I mean, before I began this residency I never even realised there was actually a whole thing, an entire pilgrimage tour wherein many British and Australians (war veterans/survivors/families of survivors/families of those who died in WWII) make this pilgrimage to visit the various WWII/PoW sites in Singapore… with the #1 site on the list being the replica of the Changi Chapel (in Singapore) which is confusingly not built to the original scale or design, and even twice removed from its original site!
It seems to me the Changi Chapel exists so vividly in the memories of the Australians to the point that the original has finally been brought back “home” and resurrected here in the nation’s capital, Canberra.(And perhaps that is why there has been no need for anyone in Singapore to mention that the original Changi Chapel is in Canberra…)
Also I should say at this point that I first saw the above images and photos in The Changi Book which I am reading right now. I could have slapped myself for not reading the whole Changi Book earlier – its big! and contains tons of stuff! and was seventy years in the making! – it has been amazingly edited by Lachlan Grant and contains the writings, drawings, paintings, and photographs created by prisoners of war in Changi – as well as lots of other essays by contributors from the Australian War Memorial. Many of those random questions I have asked out loud over the last few days have been answered in the book!
Eg: “Why was there a yeast production centre in Changi??”(Answer: Yeast contains vitamin B1 which was in short supply because of the POW diet of milled white rice which often resulted in vitamin B1 deficiency aka beri beri! So a yeast centre was built at Selarang to produce yeast from rice polishings, sweet potatoes, sugar and hops, which was then issued out to internees) “Then why did they knowingly build a rice mill and continue to polish all their white rice whilst in Changi?” (Answer: Because that was the only way they could get the rice to keep longer…)
On the issue of becoming obsessed with Rice whilst interned at the PoW camp: I don’t often like to quote the Daily Mail as a credible source of information but in this one respect I remember how they did carry a story about a couple who were both Changi Prisoners of War, Donald and Isobel Grist, and how Donald Grist “later became world authority on rice after becoming fascinated by how it could sustain humans for so long”. Reading the Changi Book I can now see why people became obsessed with food and rice.
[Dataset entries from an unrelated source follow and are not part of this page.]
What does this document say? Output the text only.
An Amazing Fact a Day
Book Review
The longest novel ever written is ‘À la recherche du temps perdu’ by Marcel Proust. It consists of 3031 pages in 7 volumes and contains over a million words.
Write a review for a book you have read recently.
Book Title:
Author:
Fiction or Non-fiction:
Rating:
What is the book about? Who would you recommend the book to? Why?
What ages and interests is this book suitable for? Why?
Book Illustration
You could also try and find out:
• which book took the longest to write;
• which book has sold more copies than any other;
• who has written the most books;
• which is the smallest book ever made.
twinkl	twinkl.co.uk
Grist’s name is also so apt, considering how the word GRIST refers to grain that has been separated from the chaff…
On the issue of becoming obsessed with food whilst interned at the PoW camp: IN THE NEXT POST…
Note: As I have a lot of notes to push out I’ll be backdating my posts to the approximate date of my visits to various sites and places, because I think it would be more useful to date my posts to when something happened rather than when I finished writing the posts in the random future… However, in case you are wondering, I did visit the Changi Chapel in Canberra today on 9 May 2017! And actually it is just a mere 9 minute drive from the Australian War Memorial!